つーワケで、今回初めて空山基の作品にじかに触れたんだけども、率直にいってヒジョーによかった。マジでカッコよかった。いや、カッコいいっていうか『かっけー』だ。僕の中で「カッコいい」と「かっけー」は別で、『カッコいい』がため息をつきたくなるような美の発露のことだとすると、『かっけー』は、思わず笑っちゃうようなワクワクに満ちたクールネスのことである。空山は断然後者だった。

圧倒的なエンタメ性と、その背後にひそむもの  

本展は絵画のみならず、立体のロボット彫刻作品やCGアニメも展示されているのだが、どれもこれも強烈なインパクトがあった。御年75歳のクリエーターの作品とは思えないほどのギンギンぶりで、ひと目見ただけで持ってかれてしまう。空山は自身のことをアーティストではなく「エンターテイナー」と位置付けているそうだがナルホド納得、すさまじいポップさでもって本能に迫ってくる。考えさせるというより、感じさせる作品。明快かつキャッチーでありながら、じっと見ているといろんなものが滲んでくる。  

空山基
Photo:Kisa Toyoshima空山基

空山が近年精力的に取り組んでいるという大型のキャンバス絵画作品(3面で作り上げた横幅4.2メートルの作品)たるや圧巻で、とにかく超写実的なんだけども、目にくる独特のキラキラした質感がある。画集で見る限りではつるんとしたハイファイな印象があったんだけど、実際ナマで見ると画材が垂れていたりして手作業の痕跡がありありと残っており、それがまたカッコよかった。すげえサイバーな世界観なのに生々しいストリートの匂いがする。

Space Traveler
Photo:Kisa Toyoshima「Untitled」 2022
Space Traveler
Photo:Kisa Toyoshima「Untitled」2022

ストリートの匂いとはつまり茶目っ気と不良っぽさとラジカルな知性のことだが、超絶画力で描かれた美麗きわまる絵のなかにはそれらがナチュラルに息づいていた。首長竜の絵なんかモロに「FUCK YOU」って書いてあったし。FUCK YOUだよ。なっかなか言わないよ。マジでオラつきすぎ。

メタリックな曲線美がつむぐ背徳の快楽

ヒューマンスケールサイズのセクシーロボットも圧巻だった。曲線美に対するこだわりがマジでハンパない。二の腕とか腰から太ももにかけてのラインなど、まさにセクシーというほかない。メタリックな曲線美が紡ぎ出すソレは、五感の根っこにある本能を揺さぶるような、ゾクゾクする背徳の快楽がある。こんだけ精緻にデザインされたロボットが壁面に6体バーっと並んでる光景はもうハッキリと異空間だった。陳腐な言い方で恐縮だが、SF映画の中に迷い込んだような感覚にさせられる。

Space Traveler
Photo:Kisa Toyoshima「Untitled」 2022

むき出しの表現意欲 

あとヒザを抱えたセクシーロボットが宇宙空間をさまよっているCGアニメ。火の玉直球ストレート。ひょっとしたらコアなネタとか深淵な思想がちりばめられてるのかもしんないけど、僕はまったく汲み取れなかった。これは誓ってディスとかではないが、「セクシーなロボットが悩ましげなポオズで宇宙空間漂ってたらカッコよくね?」っていう、それだけで作ったんじゃないかとすら思った。

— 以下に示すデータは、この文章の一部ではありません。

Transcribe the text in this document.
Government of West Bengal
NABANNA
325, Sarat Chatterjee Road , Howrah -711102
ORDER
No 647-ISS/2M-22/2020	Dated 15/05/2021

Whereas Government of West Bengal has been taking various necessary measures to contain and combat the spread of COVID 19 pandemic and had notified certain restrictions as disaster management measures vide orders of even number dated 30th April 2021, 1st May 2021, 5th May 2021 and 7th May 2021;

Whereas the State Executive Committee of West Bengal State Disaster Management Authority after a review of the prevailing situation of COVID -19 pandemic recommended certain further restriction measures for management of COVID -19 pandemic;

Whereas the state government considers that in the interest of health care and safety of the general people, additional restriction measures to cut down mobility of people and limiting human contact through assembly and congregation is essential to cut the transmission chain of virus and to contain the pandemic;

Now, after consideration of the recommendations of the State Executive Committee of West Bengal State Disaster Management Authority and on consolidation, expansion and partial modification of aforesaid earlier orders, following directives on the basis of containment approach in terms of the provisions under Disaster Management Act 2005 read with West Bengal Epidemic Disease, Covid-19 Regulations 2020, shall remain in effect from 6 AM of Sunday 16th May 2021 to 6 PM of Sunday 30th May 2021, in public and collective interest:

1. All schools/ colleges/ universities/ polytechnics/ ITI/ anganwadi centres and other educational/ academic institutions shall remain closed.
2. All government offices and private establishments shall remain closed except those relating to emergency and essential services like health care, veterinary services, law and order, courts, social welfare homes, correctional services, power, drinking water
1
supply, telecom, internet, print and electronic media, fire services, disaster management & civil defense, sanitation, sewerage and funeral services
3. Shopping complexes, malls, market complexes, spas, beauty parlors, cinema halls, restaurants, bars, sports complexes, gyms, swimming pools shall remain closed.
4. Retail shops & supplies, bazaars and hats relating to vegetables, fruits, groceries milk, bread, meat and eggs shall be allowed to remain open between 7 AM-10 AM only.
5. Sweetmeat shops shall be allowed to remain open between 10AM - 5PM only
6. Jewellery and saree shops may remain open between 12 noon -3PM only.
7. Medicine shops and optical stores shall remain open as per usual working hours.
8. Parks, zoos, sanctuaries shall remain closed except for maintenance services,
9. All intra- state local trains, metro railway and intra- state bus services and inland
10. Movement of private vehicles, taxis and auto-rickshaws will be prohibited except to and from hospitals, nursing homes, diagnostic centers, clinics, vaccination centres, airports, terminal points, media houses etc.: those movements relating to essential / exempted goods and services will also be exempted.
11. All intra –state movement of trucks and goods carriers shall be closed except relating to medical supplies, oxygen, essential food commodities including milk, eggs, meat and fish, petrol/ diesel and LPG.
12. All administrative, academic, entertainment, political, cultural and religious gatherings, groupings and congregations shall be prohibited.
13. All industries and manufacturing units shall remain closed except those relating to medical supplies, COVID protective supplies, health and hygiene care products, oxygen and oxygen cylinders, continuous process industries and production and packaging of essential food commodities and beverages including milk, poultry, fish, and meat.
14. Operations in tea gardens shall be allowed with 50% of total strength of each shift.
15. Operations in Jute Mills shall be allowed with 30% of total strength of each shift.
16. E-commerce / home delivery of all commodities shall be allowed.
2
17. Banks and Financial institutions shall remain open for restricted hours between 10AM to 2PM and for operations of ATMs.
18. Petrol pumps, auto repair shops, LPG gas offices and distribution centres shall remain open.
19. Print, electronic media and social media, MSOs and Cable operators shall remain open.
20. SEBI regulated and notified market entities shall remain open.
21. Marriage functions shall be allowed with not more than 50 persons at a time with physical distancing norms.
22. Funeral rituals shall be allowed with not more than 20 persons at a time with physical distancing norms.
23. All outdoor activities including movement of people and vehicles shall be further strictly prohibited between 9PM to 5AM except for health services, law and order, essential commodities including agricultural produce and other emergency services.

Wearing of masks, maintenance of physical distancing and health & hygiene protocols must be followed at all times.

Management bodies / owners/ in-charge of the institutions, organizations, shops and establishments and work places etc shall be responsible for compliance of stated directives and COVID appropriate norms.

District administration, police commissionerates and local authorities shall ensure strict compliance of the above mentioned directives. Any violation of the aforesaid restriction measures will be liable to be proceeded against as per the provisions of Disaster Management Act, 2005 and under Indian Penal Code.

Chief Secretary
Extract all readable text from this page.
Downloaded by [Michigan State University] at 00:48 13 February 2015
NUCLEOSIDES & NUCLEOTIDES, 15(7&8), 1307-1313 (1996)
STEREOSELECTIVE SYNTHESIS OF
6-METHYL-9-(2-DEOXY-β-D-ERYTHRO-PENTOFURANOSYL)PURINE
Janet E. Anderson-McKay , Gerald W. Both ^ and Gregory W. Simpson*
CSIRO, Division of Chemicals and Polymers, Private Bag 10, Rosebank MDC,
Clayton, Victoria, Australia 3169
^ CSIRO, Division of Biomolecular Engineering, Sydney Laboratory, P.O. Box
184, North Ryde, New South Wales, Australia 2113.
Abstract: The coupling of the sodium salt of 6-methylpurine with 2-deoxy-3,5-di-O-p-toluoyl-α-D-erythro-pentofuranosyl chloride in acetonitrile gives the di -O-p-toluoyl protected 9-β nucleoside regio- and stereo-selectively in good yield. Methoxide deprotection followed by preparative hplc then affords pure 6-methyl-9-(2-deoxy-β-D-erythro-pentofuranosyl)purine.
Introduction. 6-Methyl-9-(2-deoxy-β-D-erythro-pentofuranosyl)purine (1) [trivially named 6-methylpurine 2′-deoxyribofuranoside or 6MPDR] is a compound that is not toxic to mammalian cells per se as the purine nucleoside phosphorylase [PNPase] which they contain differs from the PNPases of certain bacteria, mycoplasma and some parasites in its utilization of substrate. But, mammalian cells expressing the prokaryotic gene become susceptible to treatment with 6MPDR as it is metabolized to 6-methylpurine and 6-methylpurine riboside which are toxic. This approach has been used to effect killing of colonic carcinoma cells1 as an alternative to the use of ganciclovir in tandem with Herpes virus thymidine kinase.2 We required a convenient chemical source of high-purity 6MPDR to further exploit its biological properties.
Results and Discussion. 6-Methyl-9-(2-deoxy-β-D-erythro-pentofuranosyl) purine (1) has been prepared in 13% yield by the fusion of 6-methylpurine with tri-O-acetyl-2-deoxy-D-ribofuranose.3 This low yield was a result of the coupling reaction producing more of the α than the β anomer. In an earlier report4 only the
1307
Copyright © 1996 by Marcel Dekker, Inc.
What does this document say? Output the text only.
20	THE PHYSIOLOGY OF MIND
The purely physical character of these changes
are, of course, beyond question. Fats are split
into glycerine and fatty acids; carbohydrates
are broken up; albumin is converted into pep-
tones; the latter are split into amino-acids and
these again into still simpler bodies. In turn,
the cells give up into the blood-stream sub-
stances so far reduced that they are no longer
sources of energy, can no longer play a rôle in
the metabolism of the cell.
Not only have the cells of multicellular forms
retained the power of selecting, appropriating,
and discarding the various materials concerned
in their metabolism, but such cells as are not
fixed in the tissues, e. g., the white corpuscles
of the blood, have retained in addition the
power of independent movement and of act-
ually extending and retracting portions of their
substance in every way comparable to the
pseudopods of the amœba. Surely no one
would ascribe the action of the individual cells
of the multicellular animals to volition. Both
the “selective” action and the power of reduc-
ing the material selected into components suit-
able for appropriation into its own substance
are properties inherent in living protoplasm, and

『かっけー』を追求するナマの表現意欲が、むき出しのまま開示されている。かえすがえす言うが、御年75歳の、世界的レジェンドの作品とは思えないギンギンぶりだ。リヴィドーほとばしりまくり。

オープニングの様子
Photo:Kisa Toyoshimaオープニングの様子

削ぎ落とされた見せ方

本展は見せ方もこれまたクールで、作品を囲うロープだとかキャプションもない、削ぎ落とされたRAWな空間に仕上げられているのだけど、これがまた作品にバッチリはまっている。しかも撮影可な上、入場無料。こらぁもう行くしかないだろう。ひたすらにかっけー空山ワールドに、ぜひ当てられまくってほしい。カッコよさに打ちのめされて傷つくものはいない。